Prove that $(G, *)$ is abelian group, for $ x * y = \tan^{-1}(tan(x) + tan(y))$ I have some troubles solving this problem. In order to prove that $(G, *)$ is an abelian group I have to find the identity element of the group, first;
$\exists \ e \in \ G \ and \ x \in G$ such that $x * e = e * x = x$
For this problem I have to prove that $x * e = tan^{-1}(tan(x) + tan(e)) = x$.
But I don't know where to begin, the expression of the binary function is pretty hard to simplify.

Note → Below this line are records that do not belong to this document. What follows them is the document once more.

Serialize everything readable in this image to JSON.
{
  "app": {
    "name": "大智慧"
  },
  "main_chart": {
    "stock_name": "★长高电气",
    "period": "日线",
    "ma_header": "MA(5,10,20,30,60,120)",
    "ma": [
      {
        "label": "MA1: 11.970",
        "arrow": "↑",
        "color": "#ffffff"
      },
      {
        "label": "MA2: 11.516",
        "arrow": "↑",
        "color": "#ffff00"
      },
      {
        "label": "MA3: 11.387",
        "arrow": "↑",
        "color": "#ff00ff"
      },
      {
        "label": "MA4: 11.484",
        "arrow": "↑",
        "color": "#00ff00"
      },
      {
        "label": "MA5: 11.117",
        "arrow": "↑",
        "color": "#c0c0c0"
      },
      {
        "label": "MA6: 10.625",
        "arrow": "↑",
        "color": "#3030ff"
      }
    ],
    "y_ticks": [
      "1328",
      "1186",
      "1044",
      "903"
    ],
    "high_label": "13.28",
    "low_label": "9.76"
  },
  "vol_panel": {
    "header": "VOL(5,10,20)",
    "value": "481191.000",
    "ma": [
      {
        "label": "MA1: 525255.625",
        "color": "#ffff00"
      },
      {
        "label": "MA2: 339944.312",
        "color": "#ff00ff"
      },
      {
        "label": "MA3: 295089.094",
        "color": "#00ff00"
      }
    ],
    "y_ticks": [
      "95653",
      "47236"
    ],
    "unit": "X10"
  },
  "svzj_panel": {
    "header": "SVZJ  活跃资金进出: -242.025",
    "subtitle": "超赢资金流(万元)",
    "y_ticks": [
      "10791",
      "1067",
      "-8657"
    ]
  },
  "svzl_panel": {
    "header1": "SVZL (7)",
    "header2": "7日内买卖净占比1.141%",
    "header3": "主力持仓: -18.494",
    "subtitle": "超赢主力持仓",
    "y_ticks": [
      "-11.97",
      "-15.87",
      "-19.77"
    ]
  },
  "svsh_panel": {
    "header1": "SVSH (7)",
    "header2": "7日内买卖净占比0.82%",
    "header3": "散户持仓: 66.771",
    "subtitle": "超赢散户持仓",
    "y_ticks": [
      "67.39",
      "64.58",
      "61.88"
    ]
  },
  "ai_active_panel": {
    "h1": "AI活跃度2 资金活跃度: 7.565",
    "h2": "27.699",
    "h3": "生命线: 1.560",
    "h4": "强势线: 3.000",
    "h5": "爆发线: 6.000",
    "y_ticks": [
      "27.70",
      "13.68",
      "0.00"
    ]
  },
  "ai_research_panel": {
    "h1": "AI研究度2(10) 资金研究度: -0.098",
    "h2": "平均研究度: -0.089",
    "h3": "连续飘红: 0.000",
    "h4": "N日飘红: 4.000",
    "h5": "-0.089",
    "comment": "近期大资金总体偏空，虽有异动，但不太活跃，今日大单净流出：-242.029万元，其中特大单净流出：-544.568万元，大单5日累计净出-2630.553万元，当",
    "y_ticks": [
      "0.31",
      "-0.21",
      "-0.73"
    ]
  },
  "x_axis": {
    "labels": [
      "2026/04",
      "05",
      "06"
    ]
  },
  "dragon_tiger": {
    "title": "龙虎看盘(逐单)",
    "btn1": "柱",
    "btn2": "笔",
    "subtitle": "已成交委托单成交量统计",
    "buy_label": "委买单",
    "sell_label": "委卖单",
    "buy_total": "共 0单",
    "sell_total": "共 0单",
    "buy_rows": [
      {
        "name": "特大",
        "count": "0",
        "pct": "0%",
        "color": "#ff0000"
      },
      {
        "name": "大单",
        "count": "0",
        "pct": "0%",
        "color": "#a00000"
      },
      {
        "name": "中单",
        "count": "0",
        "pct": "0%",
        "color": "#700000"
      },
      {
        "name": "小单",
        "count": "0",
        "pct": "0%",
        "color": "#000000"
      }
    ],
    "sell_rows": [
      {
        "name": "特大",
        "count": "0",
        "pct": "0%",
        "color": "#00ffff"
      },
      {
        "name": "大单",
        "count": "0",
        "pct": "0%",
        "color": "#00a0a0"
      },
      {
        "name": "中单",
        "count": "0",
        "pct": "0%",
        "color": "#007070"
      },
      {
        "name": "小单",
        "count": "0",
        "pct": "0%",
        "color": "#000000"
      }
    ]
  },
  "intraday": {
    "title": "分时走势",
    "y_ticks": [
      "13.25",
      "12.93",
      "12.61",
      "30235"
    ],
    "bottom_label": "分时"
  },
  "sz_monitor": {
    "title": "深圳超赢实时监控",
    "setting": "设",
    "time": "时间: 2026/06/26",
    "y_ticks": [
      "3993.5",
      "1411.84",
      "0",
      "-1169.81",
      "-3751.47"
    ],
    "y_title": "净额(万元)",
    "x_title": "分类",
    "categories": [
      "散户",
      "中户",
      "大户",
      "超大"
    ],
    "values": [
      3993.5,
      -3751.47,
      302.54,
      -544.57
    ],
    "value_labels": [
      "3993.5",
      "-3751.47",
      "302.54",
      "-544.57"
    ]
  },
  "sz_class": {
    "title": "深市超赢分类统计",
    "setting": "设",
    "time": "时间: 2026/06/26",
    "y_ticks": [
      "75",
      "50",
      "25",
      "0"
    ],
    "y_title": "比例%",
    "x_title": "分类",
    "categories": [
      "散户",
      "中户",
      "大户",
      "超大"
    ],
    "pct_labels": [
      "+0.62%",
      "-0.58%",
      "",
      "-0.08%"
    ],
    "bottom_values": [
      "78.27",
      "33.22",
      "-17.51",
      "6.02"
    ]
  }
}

 A: Hint: you just need some $e$ with $\tan(e)=0$, then you have 
$x*e = \arctan ( \tan x + 0 ) = x$.
A: Let $e$ be the identity element, then
\begin{align*}
x * e & = x\\
\arctan(\tan(x) + \tan(e))& =x\\
 \tan(x) + \tan(e) & = \tan (x)\\
\tan(e)&=0.
\end{align*}
This suggests that $e=0$ can act as identity.
A: First, obviously, this operation is commutative on $\Bbb R\times\Bbb R $.
Second, also obviously, it is associative on $\Bbb R\times\Bbb R $.
You need to show that there exists a neutral element $e$; in other words,
$$\forall x\in  \Bbb R\quad \arctan (\tan x+ \tan e) = x,$$
which implies - after taking $\tan$ of both sides - that $\tan e =0$. Can you find such a $e$? After finding this $e$ showing that every element is invertible is a breeze.
A: It’s only true when $x$ and $y$ are restricted to the interval $\langle-\pi/2,\pi/2\rangle$. For when they are so restricted, $\tan$ and $\arctan$ become two-sided inverses of each other. Once you do that, you’ve just transformed ordinary addition on the open interval $\langle-\infty,\infty\rangle$ into the new addition on the bounded interval.